We are now in the situation that with an appropriate scaling of $S^4(1)$ we can can treat the hydrogen atom by an appropriate scaling of the metric so that the scaling of $C_{nl}$ reproduce the energy levels of the hydrogen atom with a Lamb shift difference.  We certainly have the situation where a single scaling by a constant $1/B$ would fix the principal energy level differences and we would obtain the variations in the fine structure by using $C_{nl}/B$.  This is a step in the right direction but it begs the question of why the universe has radius $1/h$.

CONSISTENCY QUESTION

The empirically chosen scale $B$ is extremely unsatisfactory because although numerically it is a reasonable model that does explain the Lamb shift, it is not yet clear how the natural Dirac operator of $S^4(1/h)$ is involved in describing hydrogen.  They differ by a conformal transformation of $S^4(1)$ so we naively assume that Dirac equation is conformally invariant then we have one answer to the question.  But this is not yet a satisfactory fundamental geometric explanation using the specific geometry of $S^4(1/h)$.

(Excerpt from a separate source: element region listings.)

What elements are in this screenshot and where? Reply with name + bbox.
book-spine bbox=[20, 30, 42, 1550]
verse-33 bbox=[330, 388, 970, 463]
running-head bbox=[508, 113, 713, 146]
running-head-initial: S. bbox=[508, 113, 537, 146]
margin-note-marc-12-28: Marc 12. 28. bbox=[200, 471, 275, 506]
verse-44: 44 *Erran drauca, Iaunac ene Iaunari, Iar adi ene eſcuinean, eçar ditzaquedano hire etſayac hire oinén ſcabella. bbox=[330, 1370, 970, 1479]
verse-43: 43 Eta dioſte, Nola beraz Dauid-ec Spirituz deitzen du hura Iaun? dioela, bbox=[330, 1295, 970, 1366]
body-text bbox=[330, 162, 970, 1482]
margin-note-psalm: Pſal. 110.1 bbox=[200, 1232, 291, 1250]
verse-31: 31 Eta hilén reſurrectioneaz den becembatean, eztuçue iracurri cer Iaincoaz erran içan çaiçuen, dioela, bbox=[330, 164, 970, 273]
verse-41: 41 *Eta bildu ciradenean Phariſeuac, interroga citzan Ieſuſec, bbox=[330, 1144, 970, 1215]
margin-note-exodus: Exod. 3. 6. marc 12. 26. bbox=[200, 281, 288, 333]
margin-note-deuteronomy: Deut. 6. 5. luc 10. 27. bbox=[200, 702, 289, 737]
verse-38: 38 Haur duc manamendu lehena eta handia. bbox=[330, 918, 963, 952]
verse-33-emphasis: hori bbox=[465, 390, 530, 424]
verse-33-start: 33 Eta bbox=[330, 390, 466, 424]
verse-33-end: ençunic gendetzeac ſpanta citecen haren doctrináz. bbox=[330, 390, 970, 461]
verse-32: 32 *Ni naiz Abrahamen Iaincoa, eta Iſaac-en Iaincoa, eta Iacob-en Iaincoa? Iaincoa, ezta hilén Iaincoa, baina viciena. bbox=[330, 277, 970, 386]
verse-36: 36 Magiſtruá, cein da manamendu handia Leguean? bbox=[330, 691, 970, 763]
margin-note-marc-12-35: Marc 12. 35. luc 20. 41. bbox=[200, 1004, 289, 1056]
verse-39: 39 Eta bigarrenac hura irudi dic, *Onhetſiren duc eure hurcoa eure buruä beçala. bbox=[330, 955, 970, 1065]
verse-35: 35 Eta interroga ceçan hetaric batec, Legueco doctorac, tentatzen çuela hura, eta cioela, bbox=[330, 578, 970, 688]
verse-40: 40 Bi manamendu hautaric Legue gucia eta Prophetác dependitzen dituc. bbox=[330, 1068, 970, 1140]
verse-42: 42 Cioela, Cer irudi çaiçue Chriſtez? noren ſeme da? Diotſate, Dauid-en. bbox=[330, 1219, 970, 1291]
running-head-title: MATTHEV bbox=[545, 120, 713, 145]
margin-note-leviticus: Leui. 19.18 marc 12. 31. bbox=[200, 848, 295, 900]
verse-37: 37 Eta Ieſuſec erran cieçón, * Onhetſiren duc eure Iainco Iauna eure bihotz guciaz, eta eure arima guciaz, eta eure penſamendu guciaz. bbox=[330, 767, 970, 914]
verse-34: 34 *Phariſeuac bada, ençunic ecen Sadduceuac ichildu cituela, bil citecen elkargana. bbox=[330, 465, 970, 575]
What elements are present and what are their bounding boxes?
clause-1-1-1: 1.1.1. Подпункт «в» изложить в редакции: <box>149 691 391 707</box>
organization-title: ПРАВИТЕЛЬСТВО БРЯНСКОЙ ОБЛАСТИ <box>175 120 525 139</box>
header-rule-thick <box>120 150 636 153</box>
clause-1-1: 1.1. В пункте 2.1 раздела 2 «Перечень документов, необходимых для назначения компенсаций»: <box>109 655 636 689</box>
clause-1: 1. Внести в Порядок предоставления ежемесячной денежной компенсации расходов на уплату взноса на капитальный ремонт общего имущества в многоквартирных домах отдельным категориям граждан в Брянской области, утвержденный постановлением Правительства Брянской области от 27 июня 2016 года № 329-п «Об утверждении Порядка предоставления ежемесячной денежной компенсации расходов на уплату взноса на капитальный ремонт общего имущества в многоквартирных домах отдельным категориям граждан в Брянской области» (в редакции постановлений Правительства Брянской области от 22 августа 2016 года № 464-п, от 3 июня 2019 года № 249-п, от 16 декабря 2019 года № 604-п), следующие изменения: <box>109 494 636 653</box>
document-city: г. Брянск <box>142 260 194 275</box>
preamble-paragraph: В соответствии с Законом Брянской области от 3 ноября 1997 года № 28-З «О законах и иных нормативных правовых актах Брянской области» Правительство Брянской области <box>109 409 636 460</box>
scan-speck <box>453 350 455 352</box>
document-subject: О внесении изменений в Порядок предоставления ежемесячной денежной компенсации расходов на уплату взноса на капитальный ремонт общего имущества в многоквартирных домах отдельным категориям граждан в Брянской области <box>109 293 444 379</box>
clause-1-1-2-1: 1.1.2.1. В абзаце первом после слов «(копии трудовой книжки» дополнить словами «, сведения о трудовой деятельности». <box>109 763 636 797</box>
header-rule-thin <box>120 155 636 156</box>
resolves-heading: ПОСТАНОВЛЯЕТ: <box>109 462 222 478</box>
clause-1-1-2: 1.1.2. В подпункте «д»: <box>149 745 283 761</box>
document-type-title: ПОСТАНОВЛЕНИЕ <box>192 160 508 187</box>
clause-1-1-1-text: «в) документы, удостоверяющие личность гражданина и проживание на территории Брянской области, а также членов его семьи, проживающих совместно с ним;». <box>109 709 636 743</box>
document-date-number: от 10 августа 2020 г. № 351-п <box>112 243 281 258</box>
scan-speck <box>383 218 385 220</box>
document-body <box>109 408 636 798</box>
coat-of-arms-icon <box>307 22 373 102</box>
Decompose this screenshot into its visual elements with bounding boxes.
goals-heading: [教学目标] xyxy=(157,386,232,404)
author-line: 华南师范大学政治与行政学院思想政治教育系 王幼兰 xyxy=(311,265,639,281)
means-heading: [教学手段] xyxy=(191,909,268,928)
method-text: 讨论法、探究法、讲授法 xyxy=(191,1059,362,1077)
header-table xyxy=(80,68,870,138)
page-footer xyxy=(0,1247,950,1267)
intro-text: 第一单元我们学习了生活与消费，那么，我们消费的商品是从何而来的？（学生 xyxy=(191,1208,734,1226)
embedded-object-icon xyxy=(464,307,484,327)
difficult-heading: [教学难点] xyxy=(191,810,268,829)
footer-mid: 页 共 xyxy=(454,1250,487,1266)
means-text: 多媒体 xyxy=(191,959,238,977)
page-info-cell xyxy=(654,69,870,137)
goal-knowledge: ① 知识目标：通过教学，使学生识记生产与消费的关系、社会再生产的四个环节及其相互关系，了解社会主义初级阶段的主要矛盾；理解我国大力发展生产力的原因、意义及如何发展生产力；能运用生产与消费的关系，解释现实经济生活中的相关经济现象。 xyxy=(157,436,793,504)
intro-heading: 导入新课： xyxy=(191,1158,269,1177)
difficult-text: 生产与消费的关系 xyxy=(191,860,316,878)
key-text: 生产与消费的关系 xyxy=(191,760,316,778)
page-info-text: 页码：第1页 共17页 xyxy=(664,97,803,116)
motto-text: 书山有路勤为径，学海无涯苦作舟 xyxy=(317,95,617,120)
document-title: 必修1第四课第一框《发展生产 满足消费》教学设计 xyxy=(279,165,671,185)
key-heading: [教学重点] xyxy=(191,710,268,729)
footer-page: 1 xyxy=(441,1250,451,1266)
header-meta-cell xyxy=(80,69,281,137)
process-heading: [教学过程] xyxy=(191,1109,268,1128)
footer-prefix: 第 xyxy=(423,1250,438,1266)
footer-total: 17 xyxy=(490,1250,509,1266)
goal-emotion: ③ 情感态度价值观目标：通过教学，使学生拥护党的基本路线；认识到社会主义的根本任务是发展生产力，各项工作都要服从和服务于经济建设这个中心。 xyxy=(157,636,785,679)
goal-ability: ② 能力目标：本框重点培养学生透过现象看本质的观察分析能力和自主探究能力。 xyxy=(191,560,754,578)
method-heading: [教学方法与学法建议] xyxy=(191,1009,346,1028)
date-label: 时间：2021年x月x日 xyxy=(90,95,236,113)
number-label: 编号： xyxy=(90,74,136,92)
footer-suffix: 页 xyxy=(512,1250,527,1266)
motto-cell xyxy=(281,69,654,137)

IMPLICATIONS OF ORDER OF MAGNITUDE MATCH TO LAMB SHIFT

Despite not yet having produced the ‘right’ Dirac theory of hydrogen-like electrons with the arbitrary scaling $B$, we can produce a situation where the geometric Dirac operator on a 4-sphere explains the Lamb shift and the principal energy level differences, we do have a reasonable explanation of the Lamb shift directly from the geometry of the universe and the Dirac equation.  In particular this explanation of the Lamb shift did not require any form of quantization beyond what is already produced by the 4-sphere geometry.  Therefore this unsatisfactory theory is still sufficient to show that it is possible to explain the empirical hydrogen energy spectrum without the need for a complex quantum field theory.  In particular, we can mark off ‘Lamb shift’ as a fundamental reason to seek a quantum field theory.  Our explanation of the energy levels of hydrogen can be described by classical spinor fields.